Open jasonkeene opened 6 years ago
We have created an issue in Pivotal Tracker to manage this:
https://www.pivotaltracker.com/story/show/157208717
The labels on this github issue will be updated when the story is started.
@jasonkeene How do other systems manage this? Some form of a gossip protocol?
@apoydence I was thinking of doing something similar to what the loggregator agent does.
This would be compatible with a LOT of service discovery systems, including kube-dns and bosh-dns.
Alternatively, you can query for SRV records which allows for port, weighting, transport and service name to be discovered. kube-dns supports this but I am not sure about bosh-dns.

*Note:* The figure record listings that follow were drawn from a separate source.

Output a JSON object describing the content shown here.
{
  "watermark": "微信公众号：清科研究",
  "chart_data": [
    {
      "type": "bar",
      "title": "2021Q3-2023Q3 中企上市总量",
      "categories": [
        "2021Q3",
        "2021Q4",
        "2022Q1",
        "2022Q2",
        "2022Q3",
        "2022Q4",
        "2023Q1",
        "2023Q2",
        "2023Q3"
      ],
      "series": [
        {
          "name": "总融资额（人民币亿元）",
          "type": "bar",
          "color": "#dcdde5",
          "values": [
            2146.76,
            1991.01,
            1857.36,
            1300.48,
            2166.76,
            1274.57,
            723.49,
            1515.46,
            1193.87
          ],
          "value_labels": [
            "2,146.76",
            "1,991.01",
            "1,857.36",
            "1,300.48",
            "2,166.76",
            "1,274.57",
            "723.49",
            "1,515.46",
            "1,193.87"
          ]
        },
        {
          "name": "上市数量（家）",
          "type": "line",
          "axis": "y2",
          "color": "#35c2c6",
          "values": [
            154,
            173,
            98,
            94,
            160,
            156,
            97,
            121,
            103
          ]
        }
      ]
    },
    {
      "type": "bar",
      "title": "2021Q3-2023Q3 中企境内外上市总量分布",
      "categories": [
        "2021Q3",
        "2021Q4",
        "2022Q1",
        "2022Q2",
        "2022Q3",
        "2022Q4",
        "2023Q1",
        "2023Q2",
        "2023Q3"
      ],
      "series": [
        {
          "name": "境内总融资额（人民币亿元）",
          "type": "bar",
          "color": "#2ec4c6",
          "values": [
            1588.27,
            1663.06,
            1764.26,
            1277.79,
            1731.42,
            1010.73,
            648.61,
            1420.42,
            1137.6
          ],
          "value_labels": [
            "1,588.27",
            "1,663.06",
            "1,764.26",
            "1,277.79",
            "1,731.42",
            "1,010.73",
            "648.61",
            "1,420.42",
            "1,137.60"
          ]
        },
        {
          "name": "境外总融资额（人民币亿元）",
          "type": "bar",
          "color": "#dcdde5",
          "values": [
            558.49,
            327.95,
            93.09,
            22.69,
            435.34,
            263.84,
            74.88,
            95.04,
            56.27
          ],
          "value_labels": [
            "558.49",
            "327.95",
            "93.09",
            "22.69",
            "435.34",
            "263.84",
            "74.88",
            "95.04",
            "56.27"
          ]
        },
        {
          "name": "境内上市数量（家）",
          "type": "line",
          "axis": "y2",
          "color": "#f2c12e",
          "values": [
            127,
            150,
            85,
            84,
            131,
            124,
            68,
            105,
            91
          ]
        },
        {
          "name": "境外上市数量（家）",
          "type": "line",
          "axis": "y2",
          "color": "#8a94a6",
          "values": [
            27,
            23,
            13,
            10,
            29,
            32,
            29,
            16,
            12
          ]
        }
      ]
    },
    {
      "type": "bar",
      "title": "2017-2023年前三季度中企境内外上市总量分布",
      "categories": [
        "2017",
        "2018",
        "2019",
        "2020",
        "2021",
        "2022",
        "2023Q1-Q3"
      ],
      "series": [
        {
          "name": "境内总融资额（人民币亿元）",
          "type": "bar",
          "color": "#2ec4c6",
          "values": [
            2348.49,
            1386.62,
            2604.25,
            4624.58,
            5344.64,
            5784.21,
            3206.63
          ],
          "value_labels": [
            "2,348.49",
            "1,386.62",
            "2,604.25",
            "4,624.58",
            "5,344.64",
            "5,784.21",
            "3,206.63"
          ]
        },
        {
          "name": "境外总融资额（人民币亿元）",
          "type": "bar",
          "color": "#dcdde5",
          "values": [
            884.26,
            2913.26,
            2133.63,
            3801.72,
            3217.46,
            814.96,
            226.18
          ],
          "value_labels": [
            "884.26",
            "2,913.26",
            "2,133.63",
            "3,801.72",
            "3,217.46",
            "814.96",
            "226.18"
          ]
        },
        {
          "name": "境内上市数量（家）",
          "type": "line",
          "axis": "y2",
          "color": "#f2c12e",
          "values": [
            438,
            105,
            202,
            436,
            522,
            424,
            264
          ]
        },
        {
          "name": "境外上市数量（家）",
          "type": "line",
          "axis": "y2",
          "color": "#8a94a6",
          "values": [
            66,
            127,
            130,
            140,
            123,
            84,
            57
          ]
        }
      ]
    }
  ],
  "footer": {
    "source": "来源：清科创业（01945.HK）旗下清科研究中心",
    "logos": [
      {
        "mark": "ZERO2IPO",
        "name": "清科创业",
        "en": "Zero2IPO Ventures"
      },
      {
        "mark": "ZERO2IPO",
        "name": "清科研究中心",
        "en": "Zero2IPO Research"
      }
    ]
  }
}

@jasonkeene This sounds reasonable.
I would want to do more experiments with multiple schedulers after this is completed to see if there is any thrashing. I suspect each scheduler would be looking at a different subset of log cache nodes and would be instructing them differently.
That is a possibility. We can have an algo that is resistant to sudden changes to prevent nodes dropping out when they come right back. Something like a TTL for a node to stop being scheduled to. This would help with thrashing, allow for nodes that are truely gone to expire, and allow for new nodes to come online.
This would allow for log-cache instances to come and go and the cluster to adapt dynamically to scaling events, outages, etc.